The constraint was concrete: the risk-scoring service in risk-prod had to call an enrichment service in partner-integrations, but the two VPCs had overlapping address space, so no amount of TGW routing could make the real IPs reachable. Service mesh did not help — it still rode on top of L3 reachability they did not have.

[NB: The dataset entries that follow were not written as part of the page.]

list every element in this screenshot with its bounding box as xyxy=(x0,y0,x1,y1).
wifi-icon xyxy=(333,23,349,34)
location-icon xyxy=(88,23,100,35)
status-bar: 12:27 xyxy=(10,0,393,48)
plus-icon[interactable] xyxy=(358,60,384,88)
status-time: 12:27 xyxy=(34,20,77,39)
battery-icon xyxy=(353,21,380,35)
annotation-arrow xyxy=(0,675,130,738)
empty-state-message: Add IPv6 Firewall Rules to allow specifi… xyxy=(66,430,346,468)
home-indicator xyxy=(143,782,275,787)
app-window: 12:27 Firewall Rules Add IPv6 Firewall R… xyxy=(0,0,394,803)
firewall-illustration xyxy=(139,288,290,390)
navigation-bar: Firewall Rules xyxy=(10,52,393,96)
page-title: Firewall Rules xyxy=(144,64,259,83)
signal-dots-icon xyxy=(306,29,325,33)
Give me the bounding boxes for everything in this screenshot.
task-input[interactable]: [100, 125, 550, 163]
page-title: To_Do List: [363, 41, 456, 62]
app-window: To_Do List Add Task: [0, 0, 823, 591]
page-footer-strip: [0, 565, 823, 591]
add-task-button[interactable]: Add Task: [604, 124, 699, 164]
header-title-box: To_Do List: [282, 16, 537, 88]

They moved cross-account service calls to a single Lattice service network, shared from platform via RAM to the org’s prod OU. Because Lattice addresses services by name and a link-local range rather than the target’s real IP, the CIDR overlap simply stopped mattering — the enrichment service was reachable as enrichment.platform.internal regardless of what 10.20/16 meant in either VPC. They replaced Istio AuthorizationPolicy objects with Lattice auth policies keyed on EKS Pod Identity role ARNs, and gated the whole network by aws:PrincipalOrgID so nothing outside the org could ever sign a valid request.
{
"Version": "2012-10-17",
"Statement": [{
"Effect": "Allow",
"Principal": "*",
"Action": "vpc-lattice-svcs:Invoke",
"Resource": "*",
"Condition": {
"StringEquals": { "aws:PrincipalOrgID": "o-abc123" },
"ArnLike": {
"aws:PrincipalArn": "arn:aws:iam::*:role/payments-*"
}
}
}]
}
The outcome: sidecars came out of the payments path (p99 dropped and the cert-rotation pager went quiet), the overlapping-CIDR blocker was retired without renumbering, and cross-account authorization became reviewable IAM JSON in the same pipeline as the rest of their policies. They kept Istio inside each cluster for intra-cluster traffic where they wanted fine-grained Envoy control, and used Lattice strictly for the cross-account, cross-VPC hops — the boundary where its managed data plane and IAM model earned their keep.